Moody’s, the second largest financial rating agency in the world has agreed to settle with the US authorities for their dubious role in the rating of mortgage backed securities that triggered the 2008 financial crisis.
A lengthy and thorough investigation by the US authorities resulted in the settlement. Attorney General George Jepsen said in a statement released on Friday the 13th of January 2017 that Moody’s rating was ‘directly influenced by the demands of the powerful investment banking clients who issued the securities and paid Moody’s to rate them’.
These securities were bundled and sold in large packages where the buyer could not determine the real value of the securities anymore. Mortgage backed securities that resulted in the US housing crisis have been considered to be the trigger for the global financial meltdown that went on for years afterwards.
The settlement does not come as a surprise. In March 2016, Moody’s already agreed to pay 130 Million USD to the California Public Employees’ Retirement System over allegedly inflated ratings on residential mortgage bond deals. The retirement system invested in what they thought to be relatively safe long term, fixed value commercial paper.

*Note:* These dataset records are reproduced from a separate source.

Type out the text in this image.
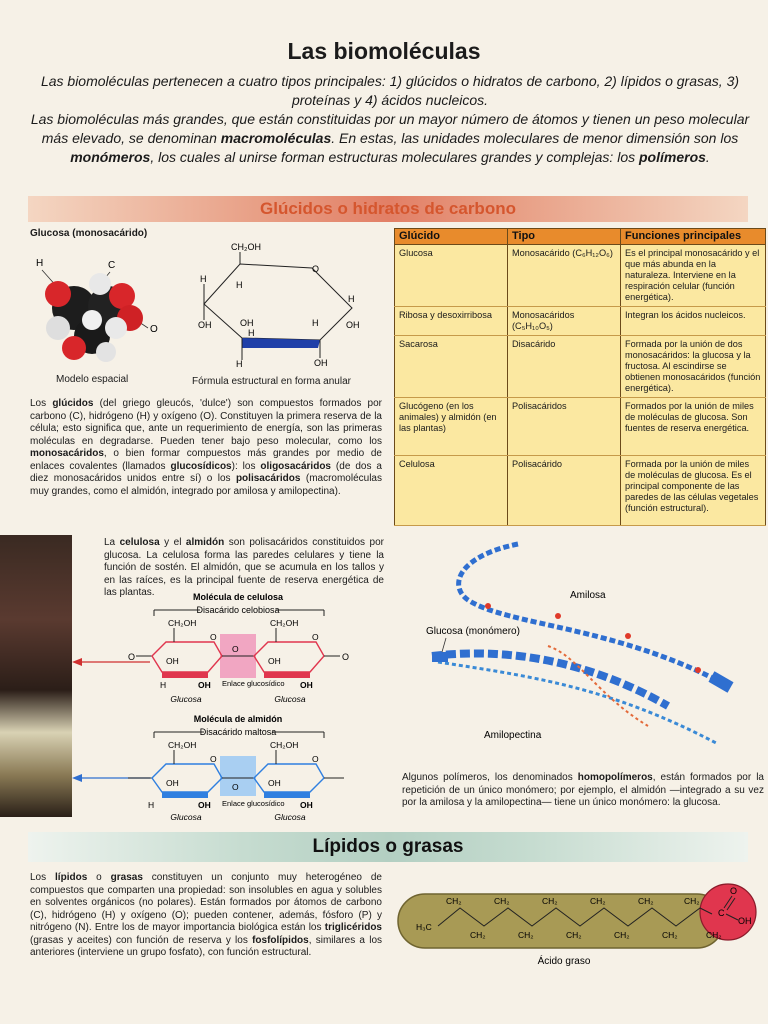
Las biomoléculas
Las biomoléculas pertenecen a cuatro tipos principales: 1) glúcidos o hidratos de carbono, 2) lípidos o grasas, 3) proteínas y 4) ácidos nucleicos.
Las biomoléculas más grandes, que están constituidas por un mayor número de átomos y tienen un peso molecular más elevado, se denominan macromoléculas. En estas, las unidades moleculares de menor dimensión son los monómeros, los cuales al unirse forman estructuras moleculares grandes y complejas: los polímeros.
Glúcidos o hidratos de carbono
Glucosa (monosacárido)
H	C
O
Modelo espacial
CH₂OH
H
O
H
OH	OH
H
H
H
OH
H	OH
Fórmula estructural en forma anular
Los glúcidos (del griego glеucós, 'dulce') son compuestos formados por carbono (C), hidrógeno (H) y oxígeno (O). Constituyen la primera reserva de la célula; esto significa que, ante un requerimiento de energía, son las primeras moléculas en degradarse. Pueden tener bajo peso molecular, como los monosacáridos, o bien formar compuestos más grandes por medio de enlaces covalentes (llamados glucosídicos): los oligosacáridos (de dos a diez monosacáridos unidos entre sí) o los polisacáridos (macromoléculas muy grandes, como el almidón, integrado por amilosa y amilopectina).
Glúcido	Tipo	Funciones principales
Glucosa	Monosacárido (C₆H₁₂O₆)	Es el principal monosacárido y el que más abunda en la naturaleza. Interviene en la respiración celular (función energética).
Ribosa y desoxirribosa	Monosacáridos (C₅H₁₀O₅)	Integran los ácidos nucleicos.
Sacarosa	Disacárido	Formada por la unión de dos monosacáridos: la glucosa y la fructosa. Al escindirse se obtienen monosacáridos (función energética).
Glucógeno (en los animales) y almidón (en las plantas)	Polisacáridos	Formados por la unión de miles de moléculas de glucosa. Son fuentes de reserva energética.
Celulosa	Polisacárido	Formada por la unión de miles de moléculas de glucosa. Es el principal componente de las paredes de las células vegetales (función estructural).
La celulosa y el almidón son polisacáridos constituidos por glucosa. La celulosa forma las paredes celulares y tiene la función de sostén. El almidón, que se acumula en los tallos y en las raíces, es la principal fuente de reserva energética de las plantas.	Molécula de celulosa
Disacárido celobiosa
O
CH₂OH
O
OH
OH
H
O
CH₂OH
O
OH
OH
O
Enlace glucosídico
Glucosa	Glucosa
Molécula de almidón
Disacárido maltosa
CH₂OH
O
OH
OH
H
O
CH₂OH
O
OH
OH
Enlace glucosídico
Glucosa	Glucosa
Amilosa
Glucosa (monómero)
Amilopectina
Algunos polímeros, los denominados homopolímeros, están formados por la repetición de un único monómero; por ejemplo, el almidón —integrado a su vez por la amilosa y la amilopectina— tiene un único monómero: la glucosa.
Lípidos o grasas
Los lípidos o grasas constituyen un conjunto muy heterogéneo de compuestos que comparten una propiedad: son insolubles en agua y solubles en solventes orgánicos (no polares). Están formados por átomos de carbono (C), hidrógeno (H) y oxígeno (O); pueden contener, además, fósforo (P) y nitrógeno (N). Entre los de mayor importancia biológica están los triglicéridos (grasas y aceites) con función de reserva y los fosfolípidos, similares a los anteriores (interviene un grupo fosfato), con función estructural.
H₃C
CH₂	CH₂	CH₂	CH₂	CH₂	CH₂
CH₂	CH₂	CH₂	CH₂	CH₂	CH₂
C
O
OH
Ácido graso
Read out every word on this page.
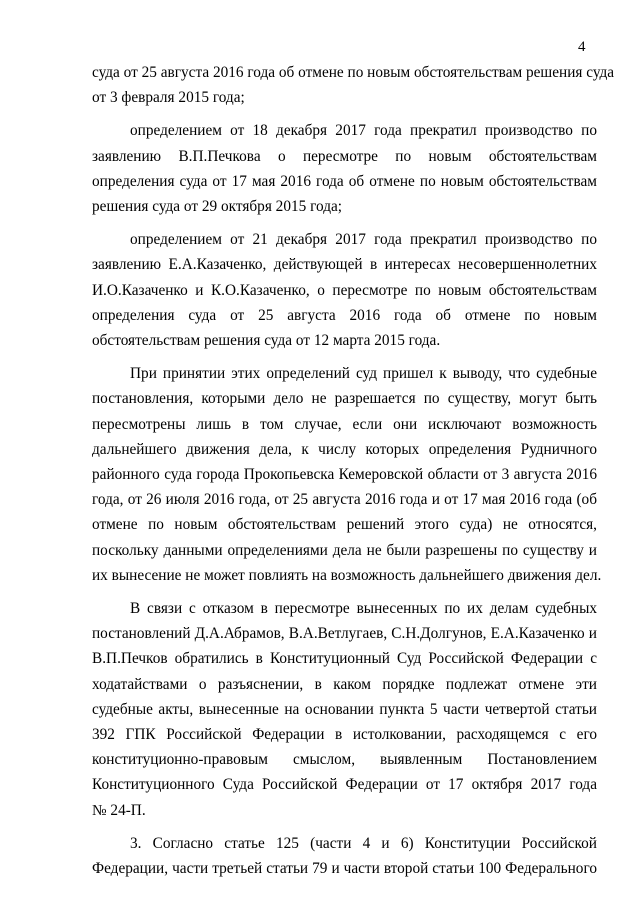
4
суда от 25 августа 2016 года об отмене по новым обстоятельствам решения суда
от 3 февраля 2015 года;
определением от 18 декабря 2017 года прекратил производство по
заявлению В.П.Печкова о пересмотре по новым обстоятельствам
определения суда от 17 мая 2016 года об отмене по новым обстоятельствам
решения суда от 29 октября 2015 года;
определением от 21 декабря 2017 года прекратил производство по
заявлению Е.А.Казаченко, действующей в интересах несовершеннолетних
И.О.Казаченко и К.О.Казаченко, о пересмотре по новым обстоятельствам
определения суда от 25 августа 2016 года об отмене по новым
обстоятельствам решения суда от 12 марта 2015 года.
При принятии этих определений суд пришел к выводу, что судебные
постановления, которыми дело не разрешается по существу, могут быть
пересмотрены лишь в том случае, если они исключают возможность
дальнейшего движения дела, к числу которых определения Рудничного
районного суда города Прокопьевска Кемеровской области от 3 августа 2016
года, от 26 июля 2016 года, от 25 августа 2016 года и от 17 мая 2016 года (об
отмене по новым обстоятельствам решений этого суда) не относятся,
поскольку данными определениями дела не были разрешены по существу и
их вынесение не может повлиять на возможность дальнейшего движения дел.
В связи с отказом в пересмотре вынесенных по их делам судебных
постановлений Д.А.Абрамов, В.А.Ветлугаев, С.Н.Долгунов, Е.А.Казаченко и
В.П.Печков обратились в Конституционный Суд Российской Федерации с
ходатайствами о разъяснении, в каком порядке подлежат отмене эти
судебные акты, вынесенные на основании пункта 5 части четвертой статьи
392 ГПК Российской Федерации в истолковании, расходящемся с его
конституционно-правовым смыслом, выявленным Постановлением
Конституционного Суда Российской Федерации от 17 октября 2017 года
№ 24-П.
3. Согласно статье 125 (части 4 и 6) Конституции Российской
Федерации, части третьей статьи 79 и части второй статьи 100 Федерального
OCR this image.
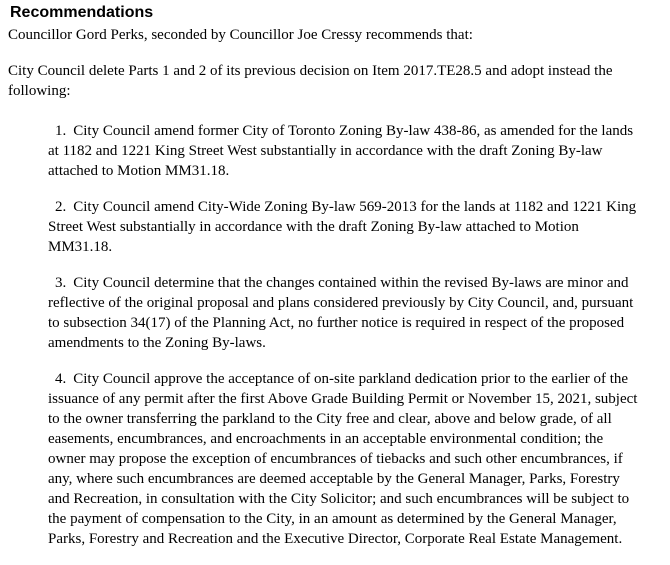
Recommendations

Councillor Gord Perks, seconded by Councillor Joe Cressy recommends that:

City Council delete Parts 1 and 2 of its previous decision on Item 2017.TE28.5 and adopt instead the following:

1. City Council amend former City of Toronto Zoning By-law 438-86, as amended for the lands at 1182 and 1221 King Street West substantially in accordance with the draft Zoning By-law attached to Motion MM31.18.

2. City Council amend City-Wide Zoning By-law 569-2013 for the lands at 1182 and 1221 King Street West substantially in accordance with the draft Zoning By-law attached to Motion MM31.18.

3. City Council determine that the changes contained within the revised By-laws are minor and reflective of the original proposal and plans considered previously by City Council, and, pursuant to subsection 34(17) of the Planning Act, no further notice is required in respect of the proposed amendments to the Zoning By-laws.

4. City Council approve the acceptance of on-site parkland dedication prior to the earlier of the issuance of any permit after the first Above Grade Building Permit or November 15, 2021, subject to the owner transferring the parkland to the City free and clear, above and below grade, of all easements, encumbrances, and encroachments in an acceptable environmental condition; the owner may propose the exception of encumbrances of tiebacks and such other encumbrances, if any, where such encumbrances are deemed acceptable by the General Manager, Parks, Forestry and Recreation, in consultation with the City Solicitor; and such encumbrances will be subject to the payment of compensation to the City, in an amount as determined by the General Manager, Parks, Forestry and Recreation and the Executive Director, Corporate Real Estate Management.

This new settlement includes payments to the US Justice Department, the District of Columbia and twenty-one US states, for the amount of 864 Million USD. Moody’s acknowledged that it had not followed it’s own standards, while not making public that they used different metrics to determine the value of the underlying assets. Principal Deputy Associate Attorney General Bill Bear concluded that ‘Moody’s failed to adhere to its own credit rating standards and fell short on its pledge of transparency in the run-up to the Great Recession’.
The trend that third parties become joint liable in financial tragedies continues. It is expected that intermediaries and introducers are next in line.